B.D.-Nr. 6983
La verdad pura solo puede llegar a vosotros a través de la fuerza del espíritu, porque solo es Espíritu, que forma parte de la Divinidad eterna, lo sabe todo y puede impartiros el conocimiento acerca de todo. Hasta que vosotros, los seres humanos, no hagáis vuestra esta verdad fundamental, todas vuestras investigaciones o reflexiones serán en vano, porque no podéis estar seguros de la exactitud de los resultados que habéis obtenido a través de la investigación y la reflexión. Y mientras algo os parezca dudoso no podéis afirmar con convicción su verdad. Por lo tanto, se desperdicia mucho trabajo intelectual, y los seres humanos desperdician mucho tiempo y energía que emplearían mucho más eficiente si, en lugar de estas investigaciones intelectuales realizaran obras de amor desinteresado.
Estas palabras son incomprensibles para el ser humano mundano, porque es incapaz de compaginar sus emociones con su intelecto.... Y, sin embargo, la actividad del intelecto solo es bendecida por Dios cuando el corazón está dispuesto a amar. Pues la bendición de Dios debe reposar sobre todo lo que un ser humano se propone a emprender.... O, en otras palabras, primero debe observarse el orden divino para que el pensamiento y la acción humano alcancen el verdadero éxito, un éxito valioso en todos los aspectos. El error, sin embargo, nunca tendrá un resultado exitoso, y ningún ser humano querrá conservarlo una vez que lo haya reconocido como tal. Además, reconocer el error y la falsedad sería fácil para cada ser humano que viva una vida de amor.

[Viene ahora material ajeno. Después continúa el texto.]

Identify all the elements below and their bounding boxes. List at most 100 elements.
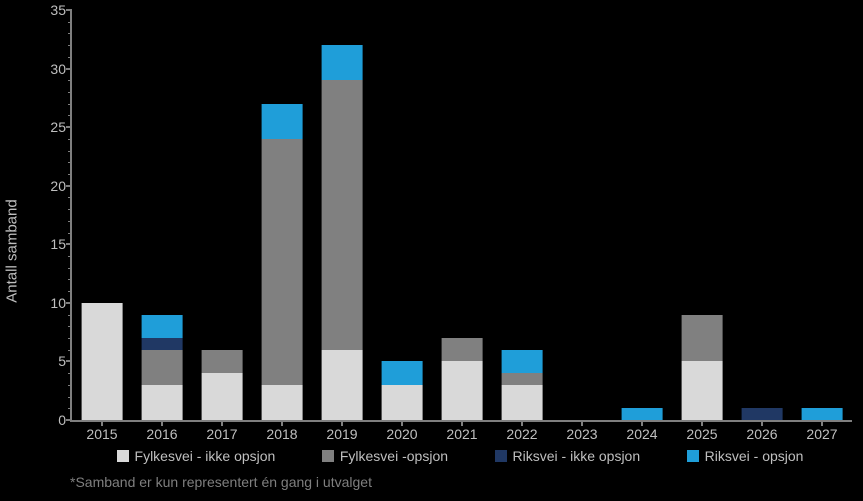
bar-segment-fylkesvei-opsjon (202, 350, 243, 373)
y-tick-mark (66, 419, 72, 421)
y-tick-minor (68, 397, 72, 398)
legend: Fylkesvei - ikke opsjon Fylkesvei -opsjon… (70, 448, 850, 464)
bar-group (682, 315, 723, 420)
y-tick-mark (66, 302, 72, 304)
x-tick-label: 2022 (506, 426, 537, 442)
bar-group (442, 338, 483, 420)
bar-group (322, 45, 363, 420)
footnote: *Samband er kun representert én gang i u… (70, 474, 372, 490)
x-tick-label: 2025 (686, 426, 717, 442)
y-tick-minor (68, 92, 72, 93)
bar-segment-riksvei-opsjon (802, 408, 843, 420)
bar-group (202, 350, 243, 420)
y-tick-minor (68, 104, 72, 105)
y-tick-minor (68, 197, 72, 198)
y-tick-minor (68, 373, 72, 374)
y-tick-minor (68, 57, 72, 58)
bar-segment-fylkesvei-ikke-opsjon (442, 361, 483, 420)
y-tick-minor (68, 45, 72, 46)
legend-label: Fylkesvei - ikke opsjon (135, 448, 276, 464)
y-tick-label: 15 (50, 236, 66, 252)
bar-segment-fylkesvei-ikke-opsjon (202, 373, 243, 420)
bar-group (142, 315, 183, 420)
x-tick-label: 2027 (806, 426, 837, 442)
bar-segment-fylkesvei-ikke-opsjon (322, 350, 363, 420)
y-tick-minor (68, 162, 72, 163)
bar-group (622, 408, 663, 420)
y-tick-minor (68, 233, 72, 234)
legend-swatch (322, 450, 334, 462)
y-tick-mark (66, 9, 72, 11)
bar-segment-fylkesvei-opsjon (442, 338, 483, 361)
bar-segment-fylkesvei-ikke-opsjon (82, 303, 123, 420)
bar-group (742, 408, 783, 420)
legend-swatch (687, 450, 699, 462)
bar-segment-fylkesvei-ikke-opsjon (682, 361, 723, 420)
bar-segment-riksvei-opsjon (382, 361, 423, 384)
legend-swatch (495, 450, 507, 462)
y-tick-minor (68, 408, 72, 409)
x-tick-label: 2015 (86, 426, 117, 442)
y-tick-minor (68, 291, 72, 292)
y-tick-mark (66, 185, 72, 187)
stacked-bar-chart: Antall samband 0510152025303520152016201… (0, 0, 863, 501)
y-tick-minor (68, 326, 72, 327)
legend-label: Riksvei - opsjon (705, 448, 804, 464)
bar-segment-fylkesvei-opsjon (682, 315, 723, 362)
legend-label: Fylkesvei -opsjon (340, 448, 448, 464)
x-tick-label: 2020 (386, 426, 417, 442)
y-tick-minor (68, 279, 72, 280)
y-tick-minor (68, 115, 72, 116)
y-tick-minor (68, 151, 72, 152)
legend-label: Riksvei - ikke opsjon (513, 448, 641, 464)
y-tick-minor (68, 338, 72, 339)
y-tick-minor (68, 22, 72, 23)
y-tick-minor (68, 221, 72, 222)
bar-segment-fylkesvei-ikke-opsjon (502, 385, 543, 420)
y-axis-label: Antall samband (4, 199, 21, 302)
x-tick-label: 2017 (206, 426, 237, 442)
y-tick-minor (68, 350, 72, 351)
legend-item: Riksvei - ikke opsjon (495, 448, 641, 464)
y-tick-label: 10 (50, 295, 66, 311)
bar-group (502, 350, 543, 420)
bar-segment-riksvei-opsjon (262, 104, 303, 139)
y-tick-mark (66, 360, 72, 362)
y-tick-label: 20 (50, 178, 66, 194)
y-tick-minor (68, 174, 72, 175)
bar-segment-fylkesvei-opsjon (142, 350, 183, 385)
bar-group (82, 303, 123, 420)
bar-segment-riksvei-opsjon (502, 350, 543, 373)
y-tick-label: 5 (58, 353, 66, 369)
y-tick-minor (68, 256, 72, 257)
legend-item: Riksvei - opsjon (687, 448, 804, 464)
y-tick-minor (68, 268, 72, 269)
x-tick-label: 2026 (746, 426, 777, 442)
x-tick-label: 2024 (626, 426, 657, 442)
y-tick-minor (68, 33, 72, 34)
legend-swatch (117, 450, 129, 462)
bar-segment-fylkesvei-ikke-opsjon (262, 385, 303, 420)
bar-segment-riksvei-ikke-opsjon (142, 338, 183, 350)
y-tick-label: 0 (58, 412, 66, 428)
x-tick-label: 2019 (326, 426, 357, 442)
x-tick-label: 2018 (266, 426, 297, 442)
y-tick-mark (66, 243, 72, 245)
y-tick-minor (68, 139, 72, 140)
bar-segment-fylkesvei-opsjon (502, 373, 543, 385)
bar-group (802, 408, 843, 420)
y-tick-label: 30 (50, 61, 66, 77)
bar-segment-riksvei-opsjon (142, 315, 183, 338)
y-tick-minor (68, 80, 72, 81)
bar-segment-riksvei-opsjon (622, 408, 663, 420)
bar-segment-fylkesvei-ikke-opsjon (382, 385, 423, 420)
bar-segment-fylkesvei-opsjon (322, 80, 363, 349)
legend-item: Fylkesvei -opsjon (322, 448, 448, 464)
bar-segment-fylkesvei-ikke-opsjon (142, 385, 183, 420)
x-tick-label: 2021 (446, 426, 477, 442)
legend-item: Fylkesvei - ikke opsjon (117, 448, 276, 464)
bar-segment-riksvei-opsjon (322, 45, 363, 80)
y-tick-label: 35 (50, 2, 66, 18)
y-tick-mark (66, 126, 72, 128)
bar-segment-riksvei-ikke-opsjon (742, 408, 783, 420)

Todo sería tan claramente comprensible, si en el ser humano dejaría que la ley del orden divino se aplicara primero, cuando reconocería que primero tiene que permanecer dentro de este orden para también poder reconocer todo lo que le corresponde. Sin embargo, la ley del orden divino es y sigue siendo el amor.... Si esta ley se anula, si no se cumple, todas las consecuencias contradecirían irrevocablemente a este orden.
Sin embargo, la mentira y el error existen fuera del orden divino. Siempre estarán presentes ahí donde se cometen pecados contra el orden divino, donde los seres humanos conviven en el desamor y ya no comprenden el sentido de su vida terrenal. Por lo tanto, si el ser humano busca la verdad, es imposible encontrarla entre quienes viven obviamente en contra de Dios, cuyas vidas no revelan ningún orden divino basado en el principio fundamental del amor. Porque allí, el Espíritu de Dios no puede expresarse. Allí, la “parte divina de Dios” se ve obstaculizada en su actividad, y el intelecto del ser humano no puede sustituir el Espíritu de Dios.
Cuánto más rico, por tanto, es el ser humano que a través de una vida de amor desinteresado al prójimo, es instruido y guiado por el espíritu divino en sí y que, al entrar en la otra vida puede contemplar con perfecta claridad todo lo que todavía estaba oculto para él en la Tierra.... en comparación con aquellos que sobrecargan su intelecto y, sin embargo, nunca escaparán del pensamiento limitado si viven una vida sin amor.... Al final de su vida terrenal, solo la oscuridad los envolverá, pues todo conocimiento terrenal se pierde, y solo el conocimiento espiritual conserva su valor después de la muerte del cuerpo.
Pero todos los seres humanos llevan la chispa del Espíritu divino en sí, y sería posible para todos los seres humanos hacer que la chispa del espíritu se manifieste. Sin embargo, su libre albedrío tiene que impulsarlos a moverse dentro del orden divino, es decir, vivir en el amor. Pues la verdad también es una señal del orden divino, pues solo la “Divinidad” puede ser llamada como “Verdad Eterna”, y por lo tanto, cualquier explicación veraz tiene que surgir de Dios, Quien la transmite a los seres humanos a través de Su Espíritu.
Sin embargo, Dios solo puede hablar a través de Su Espíritu a quienes ya están dentro de Su esfera de amor, porque quienes están fuera no pueden oír la voz del Espíritu. Los seres humanos entran en Su divina esfera de amor cuando practican el amor, pero sin obras de amor, se aíslan de Aquel Que es el Amor Eterno y la Verdad Eterna....
Y por mucho que empleen su intelecto, no llegarán a la verdad; más bien, todas sus investigaciones y conclusiones se desviarán de la verdad pura que Dios concede solo a quienes desean pertenecer a Él, se esfuerzan por vivir en el orden divino y, por lo tanto, despiertan la chispa del espíritu en sí para que pueda expresarse, y ya no temen caer en la mentira y el error. Pues Dios Mismo los protege de esto iluminado su espíritu y guiando correctamente sus pensamientos, para que sean perfectamente capaces de distinguir la verdad del error.